Sync Computing is tackling this problem head on. How? Here are a few key pillars:

Step 1) Scale to the cloud based ONLY on the things you care about: cost and time

One of the biggest gaps in today’s cloud computing environment is a simple mechanism to choose computers for a given workload based on metrics which matter to end users. AWS alone offers a continuously evolving menu of around 400 different machines with hundreds of settings and fluctuating prices, and few customers have the time and resources to identify which ones are best for their workload. With unlimited resources available at our fingertips, the most common question asked by customers remains: “Which do I choose?” The seemingly innocuous decision can have a huge impact. The exact same workload run on the wrong computer can run up to 5x slower, cost 5x more, or in some cases crash entirely.

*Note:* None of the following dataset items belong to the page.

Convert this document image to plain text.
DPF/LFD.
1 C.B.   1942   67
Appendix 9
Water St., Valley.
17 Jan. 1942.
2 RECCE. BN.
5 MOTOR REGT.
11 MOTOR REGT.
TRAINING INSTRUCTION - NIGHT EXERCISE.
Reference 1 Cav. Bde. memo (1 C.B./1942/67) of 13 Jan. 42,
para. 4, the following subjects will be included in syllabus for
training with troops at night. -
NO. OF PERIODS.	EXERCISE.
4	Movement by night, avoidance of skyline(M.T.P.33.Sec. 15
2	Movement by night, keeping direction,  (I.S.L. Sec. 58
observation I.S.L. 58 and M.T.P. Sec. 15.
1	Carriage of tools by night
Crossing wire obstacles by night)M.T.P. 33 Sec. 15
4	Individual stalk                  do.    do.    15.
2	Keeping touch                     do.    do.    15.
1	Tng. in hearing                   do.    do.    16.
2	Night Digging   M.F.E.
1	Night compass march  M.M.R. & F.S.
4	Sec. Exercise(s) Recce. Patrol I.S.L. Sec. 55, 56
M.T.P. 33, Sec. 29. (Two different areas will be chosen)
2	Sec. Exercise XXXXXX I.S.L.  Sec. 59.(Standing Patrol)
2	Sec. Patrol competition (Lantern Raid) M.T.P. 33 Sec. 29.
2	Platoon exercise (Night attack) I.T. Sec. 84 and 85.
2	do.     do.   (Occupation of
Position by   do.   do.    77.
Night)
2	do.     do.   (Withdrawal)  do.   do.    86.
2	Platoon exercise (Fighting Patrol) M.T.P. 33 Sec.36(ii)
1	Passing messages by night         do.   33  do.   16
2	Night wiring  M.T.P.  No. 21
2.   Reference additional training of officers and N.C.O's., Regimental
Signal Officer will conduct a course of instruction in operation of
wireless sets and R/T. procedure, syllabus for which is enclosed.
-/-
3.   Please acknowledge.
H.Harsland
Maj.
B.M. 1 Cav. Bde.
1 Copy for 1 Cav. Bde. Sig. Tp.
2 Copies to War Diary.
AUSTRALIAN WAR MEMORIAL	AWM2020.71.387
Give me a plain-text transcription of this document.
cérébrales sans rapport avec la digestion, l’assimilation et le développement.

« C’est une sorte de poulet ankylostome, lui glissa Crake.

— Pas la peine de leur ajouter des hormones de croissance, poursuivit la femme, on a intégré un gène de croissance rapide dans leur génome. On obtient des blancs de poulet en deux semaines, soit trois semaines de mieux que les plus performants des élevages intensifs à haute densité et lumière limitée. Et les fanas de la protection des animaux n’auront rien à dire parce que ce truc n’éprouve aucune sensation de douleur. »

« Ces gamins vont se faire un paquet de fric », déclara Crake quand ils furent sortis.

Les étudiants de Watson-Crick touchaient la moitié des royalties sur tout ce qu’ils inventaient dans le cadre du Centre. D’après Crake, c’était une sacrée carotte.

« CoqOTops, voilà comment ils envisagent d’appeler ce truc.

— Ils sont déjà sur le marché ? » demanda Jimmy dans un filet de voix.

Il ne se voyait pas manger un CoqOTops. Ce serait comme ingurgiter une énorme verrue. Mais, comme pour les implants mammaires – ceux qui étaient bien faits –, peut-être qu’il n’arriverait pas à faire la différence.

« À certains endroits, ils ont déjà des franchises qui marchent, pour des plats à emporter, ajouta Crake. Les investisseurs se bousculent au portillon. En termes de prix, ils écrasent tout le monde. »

Example of a customer’s production job cluster (black dot) performing slower and more expensive than optimal

Sync Computing is building a solution to this dilemma, providing users choices based only on the metrics which matter to them most: cost and time.

Interested in seeing how this is helping drive real value right now? Click here

Step 2) Orchestrate the work to meet your goals

With the cost/runtime goals set, matching these goals with the multitude of infrastructure options becomes impossibly hard.

Current Cloud systems are scheduled poorly and are often over provisioned (left). Sync takes the same jobs, reallocates resources, and reschedules to give the best performance possible (right).

Modern workloads consist of thousands of tasks distributed across hundreds of machines. Sifting through the innumerable combinations of tasks to machines while meeting strict cost and runtime constraints is an intractable mathematical optimization problem. Today’s computing systems are designed to avoid the problem entirely, opting to accept the inefficiency and unpredictability resulting from poor choices.

Sync Computing is developing the world’s first distributed scheduling engine (DSE) designed specifically for this challenge. At its heart is a unique processor capable of finding the best way to distribute work in milliseconds rather than hours or days. The ability to make these calculations in real time and at relevant scale serves as the key to unlocking an untapped well of additional computing power, and as workloads continue to grow, will become a cornerstone for future computing environments.

A New Paradigm

It is high time for a new working model for how we interact with computers, one that is centered around users, and Sync Computing is building the technology required for this shift.

Our mission is to build a dramatically more transparent, more efficient cloud, and propel the next generation of computing innovations.